Abstract: A storage system has an inference engine that can infer a read threshold based on various parameters of the memory. This read threshold can be used during regular read operations or as part of error handling processes. By using machine learning, the accuracy of the read threshold can be significantly improved, leading to reduced bit error rate, improved latency, throughput, power consumption, and quality of service.

Patent/Innovation Explanation:

  • The storage system includes an inference engine that can determine a read threshold for reading a wordline in the memory.
  • The read threshold is inferred based on multiple parameters of the memory.
  • This machine-learning-based approach improves the accuracy of the read threshold.
  • The read threshold can be used in regular read operations or error handling processes.
  • By accurately determining the read threshold, the system can reduce bit error rate and improve various performance metrics such as latency, throughput, power consumption, and quality of service.

Potential Applications:

  • Data storage systems in various industries such as cloud computing, data centers, and enterprise storage.
  • Solid-state drives (SSDs) and flash memory devices.
  • Embedded systems and IoT devices that require efficient and reliable storage.

Problems Solved:

  • Inaccurate read thresholds in storage systems can lead to higher bit error rates and reduced performance.
  • Traditional methods of determining read thresholds may not account for various parameters of the memory, resulting in suboptimal performance.
  • Error handling processes may not have accurate read thresholds, leading to inefficient error recovery.

Benefits:

  • Improved accuracy of read thresholds leads to reduced bit error rate.
  • Enhanced performance metrics such as latency, throughput, power consumption, and quality of service.
  • More efficient error handling processes with accurate read thresholds.
  • Increased reliability and data integrity in storage systems.

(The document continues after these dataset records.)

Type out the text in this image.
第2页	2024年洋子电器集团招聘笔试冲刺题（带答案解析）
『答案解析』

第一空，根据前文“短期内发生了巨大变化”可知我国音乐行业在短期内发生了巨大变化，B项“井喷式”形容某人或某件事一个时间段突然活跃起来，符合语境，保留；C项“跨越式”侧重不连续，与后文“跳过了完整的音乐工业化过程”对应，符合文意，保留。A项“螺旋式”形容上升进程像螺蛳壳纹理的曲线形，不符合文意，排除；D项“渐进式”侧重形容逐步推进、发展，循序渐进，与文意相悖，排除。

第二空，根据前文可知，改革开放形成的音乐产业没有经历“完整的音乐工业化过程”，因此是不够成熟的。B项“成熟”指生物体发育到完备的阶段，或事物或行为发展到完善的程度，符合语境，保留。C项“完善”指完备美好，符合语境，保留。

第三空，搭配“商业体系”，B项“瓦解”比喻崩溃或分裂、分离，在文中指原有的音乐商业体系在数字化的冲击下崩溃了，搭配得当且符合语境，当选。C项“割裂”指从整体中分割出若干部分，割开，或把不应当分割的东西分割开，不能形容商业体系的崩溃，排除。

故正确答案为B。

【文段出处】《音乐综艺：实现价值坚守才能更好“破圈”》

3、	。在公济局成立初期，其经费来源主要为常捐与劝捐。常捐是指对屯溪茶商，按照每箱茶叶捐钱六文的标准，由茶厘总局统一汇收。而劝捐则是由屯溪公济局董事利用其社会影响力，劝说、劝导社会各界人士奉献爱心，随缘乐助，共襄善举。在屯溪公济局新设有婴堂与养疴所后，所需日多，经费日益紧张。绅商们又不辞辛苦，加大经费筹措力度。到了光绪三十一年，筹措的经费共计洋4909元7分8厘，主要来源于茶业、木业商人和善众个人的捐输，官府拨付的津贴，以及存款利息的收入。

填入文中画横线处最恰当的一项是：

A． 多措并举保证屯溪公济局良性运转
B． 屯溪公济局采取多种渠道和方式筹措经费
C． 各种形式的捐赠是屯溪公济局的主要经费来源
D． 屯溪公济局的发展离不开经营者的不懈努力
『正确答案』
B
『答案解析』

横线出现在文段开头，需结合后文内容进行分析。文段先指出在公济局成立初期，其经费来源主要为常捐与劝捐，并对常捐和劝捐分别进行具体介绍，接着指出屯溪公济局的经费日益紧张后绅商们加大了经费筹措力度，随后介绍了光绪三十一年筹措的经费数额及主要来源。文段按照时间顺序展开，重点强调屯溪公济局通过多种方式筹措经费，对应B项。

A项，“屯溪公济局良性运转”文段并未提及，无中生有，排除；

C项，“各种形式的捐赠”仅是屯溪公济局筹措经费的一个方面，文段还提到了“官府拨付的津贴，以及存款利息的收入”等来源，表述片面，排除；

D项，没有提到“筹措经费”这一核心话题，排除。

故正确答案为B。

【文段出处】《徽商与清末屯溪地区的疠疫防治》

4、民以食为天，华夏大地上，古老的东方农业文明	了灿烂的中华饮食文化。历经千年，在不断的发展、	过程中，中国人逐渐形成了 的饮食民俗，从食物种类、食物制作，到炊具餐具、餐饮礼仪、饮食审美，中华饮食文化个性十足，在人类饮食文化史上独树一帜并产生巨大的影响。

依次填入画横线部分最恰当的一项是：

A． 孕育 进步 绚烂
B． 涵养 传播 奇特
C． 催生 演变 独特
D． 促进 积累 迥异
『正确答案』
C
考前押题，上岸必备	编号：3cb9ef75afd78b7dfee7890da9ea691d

Original Abstract Submitted

A storage system has an inference engine that can infer a read threshold based on a plurality of parameters of the memory. The read threshold can be used in reading a wordline in the memory during a regular read operation or as part of an error handling process. Using this machine-learning-based approach to infer a read threshold can provide significant improvement in read threshold accuracy, which can reduce bit error rate and improve latency, throughput, power consumption, and quality of service.